In caso di scossa sismica, come detto, la maggior parte degli infortuni è dovuta non alla stabilità della struttura, ma bensì alla caduta di suppellettili e mobilio. E’ consigliato pertanto effettuare alcune attività preventive, verificando che i mobili (librerie, credenze, armadi) siano adeguatamente fissati alle pareti, che suppellettili (soprattutto se pesanti) non siano posizionate sui ripiani alti e che le postazioni di lavoro e di riposo (letti, scrivanie, banchi) non siano poste a ridosso di vetrate e specchi o sotto lampadari e plafoniere.
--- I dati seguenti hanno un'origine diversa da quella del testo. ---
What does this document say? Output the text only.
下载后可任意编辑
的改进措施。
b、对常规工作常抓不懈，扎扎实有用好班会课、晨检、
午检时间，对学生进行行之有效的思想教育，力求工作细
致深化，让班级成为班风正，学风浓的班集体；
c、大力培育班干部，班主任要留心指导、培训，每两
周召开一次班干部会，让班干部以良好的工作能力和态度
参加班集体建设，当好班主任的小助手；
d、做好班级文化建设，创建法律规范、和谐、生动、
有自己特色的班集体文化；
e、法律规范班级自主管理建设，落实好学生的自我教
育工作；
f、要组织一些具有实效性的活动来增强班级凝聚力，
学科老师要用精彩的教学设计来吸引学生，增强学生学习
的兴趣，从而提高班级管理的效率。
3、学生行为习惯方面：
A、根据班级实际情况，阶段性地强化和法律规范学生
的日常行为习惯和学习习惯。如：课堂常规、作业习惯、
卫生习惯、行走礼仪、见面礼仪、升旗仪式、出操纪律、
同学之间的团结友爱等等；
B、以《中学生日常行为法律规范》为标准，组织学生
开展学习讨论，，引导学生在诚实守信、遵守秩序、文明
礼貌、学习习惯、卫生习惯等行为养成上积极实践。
E’ bene ricordare poi i semplici comportamenti che ognuno di noi deve adottare per la salvaguardia della propria incolumità: durante la scossa ripararsi sotto tavoli robusti o sotto le parti solide dell’edificio (architravi o muri portanti); al termine della scossa avviarsi alle uscite (seguendo il piano di emergenza interno, se previsto, e non utilizzando ascensori) procedendo ordinatamente ed aiutando le persone eventualmente impossibilitate a farlo.
Una volta usciti dall’edificio, mantenersi a distanza di sicurezza per evitare caduta di materiali leggeri (tegole, grondaie, comignoli, ecc.). Successivamente, qualora la struttura mostri lesioni (crepe, distacchi o altro), attendere la verifica degli organi preposti prima di rientrare nell’edificio.